[CRITIQUE] : She Will

Par Fuckcinephiles
Réalisatrice : Charlotte Colbert
Acteurs : Alice Krige, Kota EberhardtMalcolm McDowell, Rupert Everett,...
Distributeur : Alba Films
Budget : -
Genre : Fantastique.
Nationalité : Britannique.
Durée : 1h35min.
Synopsis :
Veronica part en convalescence dans la campagne écossaise avec sa jeune infirmière, Desi, après avoir subie une double mastectomie. Les deux femmes développent un lien particulier, alors que des forces mystérieuses amènent Veronica à s'interroger sur ses traumatismes passés et comment les venger.


Critique :

#SheWill est une expérience captivante qui prospère dans le mystère indéfinissable qu'il crée, incarnant à la fois un rape and revenge singulier et un film de sorcières où la féminité est représentée comme un pouvoir collectif et solidaire qui transcende le temps et l'histoire. pic.twitter.com/8mFIHBAjft

— Fucking Cinephiles (@FuckCinephiles) November 30, 2022

À une époque où les grandes heures de son cinéma semble bien, bien loin derrière lui (ce qui ne l'empêche pas de continuer à tourner et, par la même occasion, de nous le rappeler avec fracas), il y a cela dit quelque chose de profondément intriguant dans l'idée de voir Dario Argento accroché aussi bien son nom que son aura sur une oeuvre qu'il produit, et encore plus quand celle-ci pourrait très bien être un cauchemar horrifique et baroque née de sa propre caméra.
C'est dire donc l'impressionnante puissance et assurance que dégage le premier long-métrage de la wannabe cinéaste franco-britannique Charlotte Colbert, She Will, tant celle-ci démontre déjà la même capacité que le maestro du giallo, a concocté un songe visuellement saisissante qui entraîne progressivement son auditoire dans une réalité palpable qui communique pourtant continuellement avec le surnaturel - en l'occurence ici une terre nourrit par la folie de l'homme et la souffrance des femmes.

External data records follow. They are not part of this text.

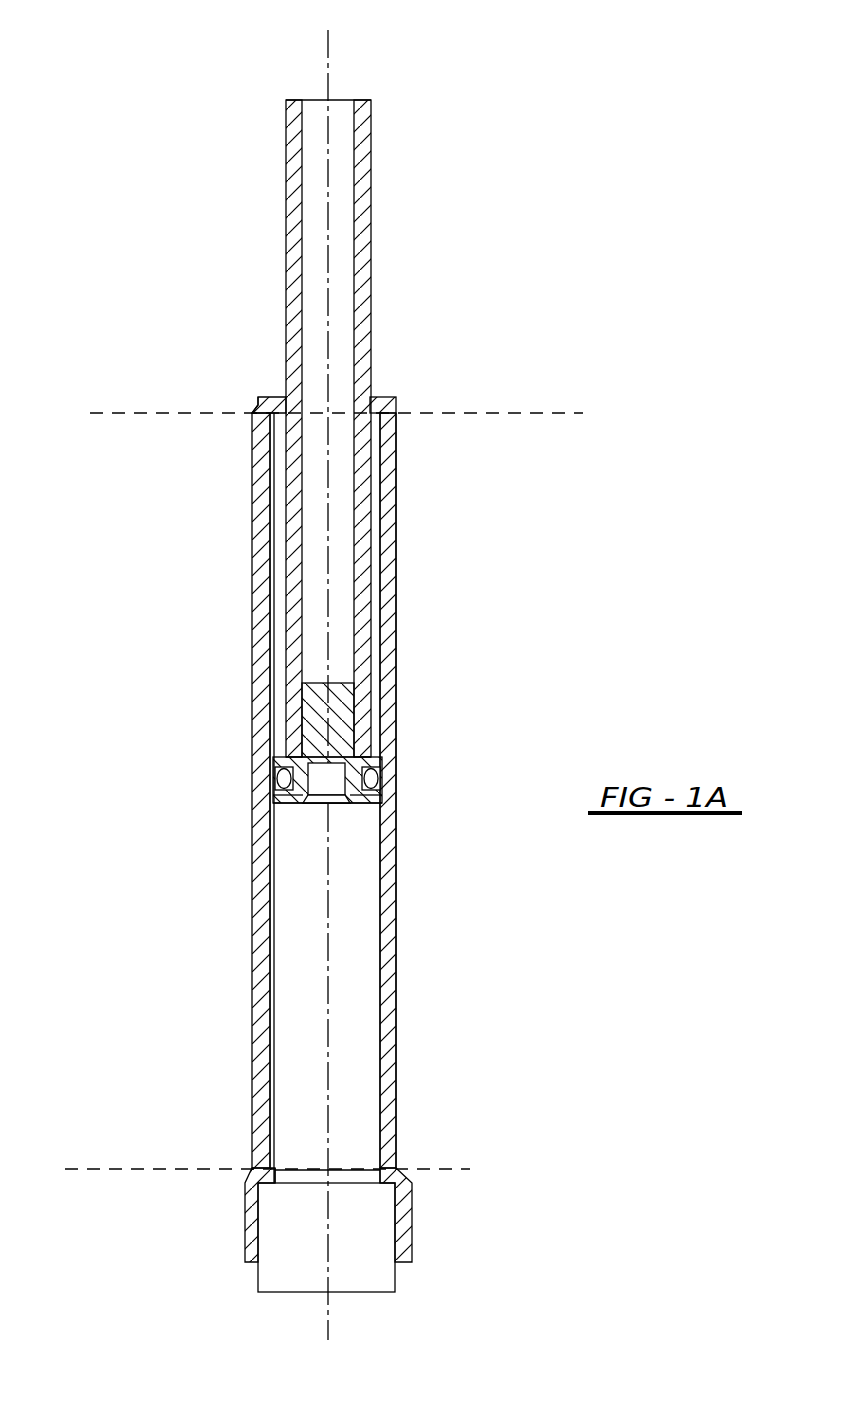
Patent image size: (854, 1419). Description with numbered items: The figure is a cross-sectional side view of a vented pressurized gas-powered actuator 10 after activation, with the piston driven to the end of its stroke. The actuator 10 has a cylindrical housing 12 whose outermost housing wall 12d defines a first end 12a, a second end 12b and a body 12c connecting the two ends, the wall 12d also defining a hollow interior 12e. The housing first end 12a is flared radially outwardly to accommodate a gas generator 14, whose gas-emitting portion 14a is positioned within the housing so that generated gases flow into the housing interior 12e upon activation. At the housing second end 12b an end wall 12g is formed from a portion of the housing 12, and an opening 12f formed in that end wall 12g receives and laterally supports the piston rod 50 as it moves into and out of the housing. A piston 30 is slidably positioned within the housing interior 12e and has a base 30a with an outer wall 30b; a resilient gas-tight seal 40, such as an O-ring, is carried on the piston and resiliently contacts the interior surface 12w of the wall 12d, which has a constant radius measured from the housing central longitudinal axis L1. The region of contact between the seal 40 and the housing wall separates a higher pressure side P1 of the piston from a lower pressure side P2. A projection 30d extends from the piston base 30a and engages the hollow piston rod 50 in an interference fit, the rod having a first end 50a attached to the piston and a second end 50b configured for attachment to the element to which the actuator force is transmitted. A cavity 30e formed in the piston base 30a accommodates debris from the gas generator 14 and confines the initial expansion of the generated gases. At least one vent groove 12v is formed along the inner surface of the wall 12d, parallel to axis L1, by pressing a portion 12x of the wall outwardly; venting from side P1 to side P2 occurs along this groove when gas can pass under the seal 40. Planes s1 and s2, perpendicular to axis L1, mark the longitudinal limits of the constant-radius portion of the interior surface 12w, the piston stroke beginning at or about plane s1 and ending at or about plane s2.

The actuator 10 is at (98, 777).
The housing 12 is at (339, 790).
The housing first end 12a is at (245, 1200).
The housing second end 12b is at (259, 402).
The housing body 12c is at (385, 540).
The housing wall 12d is at (265, 645).
The hollow interior 12e is at (362, 1005).
The opening 12f is at (284, 397).
The end wall 12g is at (388, 397).
The vent groove 12v is at (272, 912).
The interior surface 12w is at (382, 963).
The stretched portion of the wall 12x is at (252, 880).
The gas generator 14 is at (378, 1248).
The gas-emitting portion 14a is at (353, 1177).
The piston 30 is at (334, 769).
The piston base 30a is at (290, 803).
The outer wall 30b is at (284, 768).
The projection 30d is at (318, 692).
The cavity 30e is at (333, 783).
The resilient seal 40 is at (283, 780).
The piston rod 50 is at (382, 408).
The first end 50a is at (353, 703).
The second end 50b is at (307, 100).
The housing central longitudinal axis L1 is at (327, 60).
The higher pressure side P1 is at (295, 1050).
The lower pressure side P2 is at (282, 568).
The plane s1 is at (95, 1170).
The plane s2 is at (520, 413).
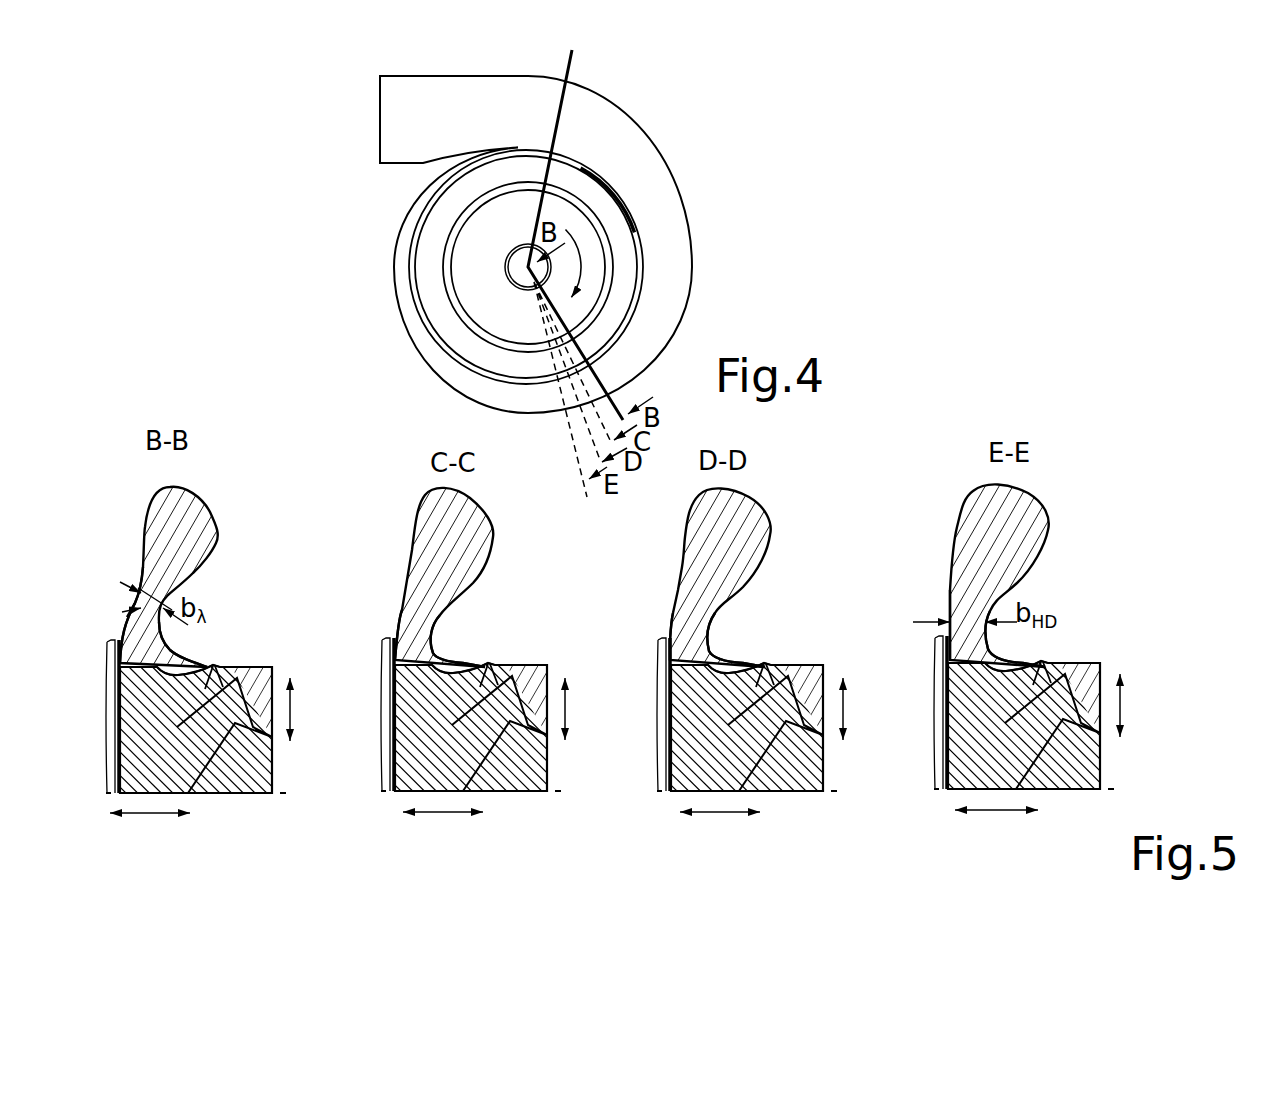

Copyright Slug Love Films Ltd 2022


La caméra reste tout du long vissée sur ancienne star de cinéma, Veronica Ghent, qui se rend dans une retraite écossaise avec son infirmière personnelle Desi, afin de guérir d'une récente double mastectomie.
Le sol sous elle, lui dit-on, a des propriétés spéciales et purifiantes alors que partout où elle marche, les cendres de milliers de femmes brûlées pour sorcellerie vibrent sous ses pieds.
Et sans qu'elle ne puisse l'expliquer, ce lieu écrasant commence à totalement s'emparer d'elle...
Aussi formellement audacieux qu'il est narrativement insaisissable, le film embrasse l'inconnu et l'inhabituel jusque dans son rythme lancinant évitant soigneusement tous les battements familiers de l'horreur contemporaine, mais aussi et surtout son épure de dialogue, symbole d'un fantastique à l'ancienne qui cherche moins à faire sursauter et sur-expliquer son histoire qu'à submerger son auditoire par un tout aussi mystérieux qu'envoûtant.
Ce tout ici, c'est une lente descente autant vers les confins de la folie que l'éveil existentiel d'une femme traversant un bouleversement intérieur et émotionnel, une mutation qui lui permet enfin de faire face aux traumatismes les plus sombres de son passé (elle fut la victime d'un réalisateur/prédateur), des plaies ouvertes qu'elle a tenté d'enterrer mais qu'elle va maintenant creuser.
L'inexplicable qui hante n'est pas une menace, mais une source inexploitée de solidarité, une force qui permet d'assouvir une vengeance salvatrice et profondément cathartique.

Copyright Slug Love Films Ltd 2022


Pas exempt de quelques occasions manquées (le personnage de Desi taillé à la serpe, quelques séquences oniriques qui tombent à plat,...), She Will n'en reste pas moins une expérience grisante et fascinante qui prospère dans le mystère indéfinissable et délicieusement écrasant qu'il crée, incarnant à la fois un rape and revenge singulier et un film de sorcières, saupoudré d'un regard acéré sur l'industrie du cinéma (et le traitement réservé aux femmes, à tout âge) où la féminité est représentée comme un pouvoir collectif et solidaire qui transcende le temps et l'histoire.
Un solide premier effort à la fois doux et furieusement provocateur, fragile et déstabilisant.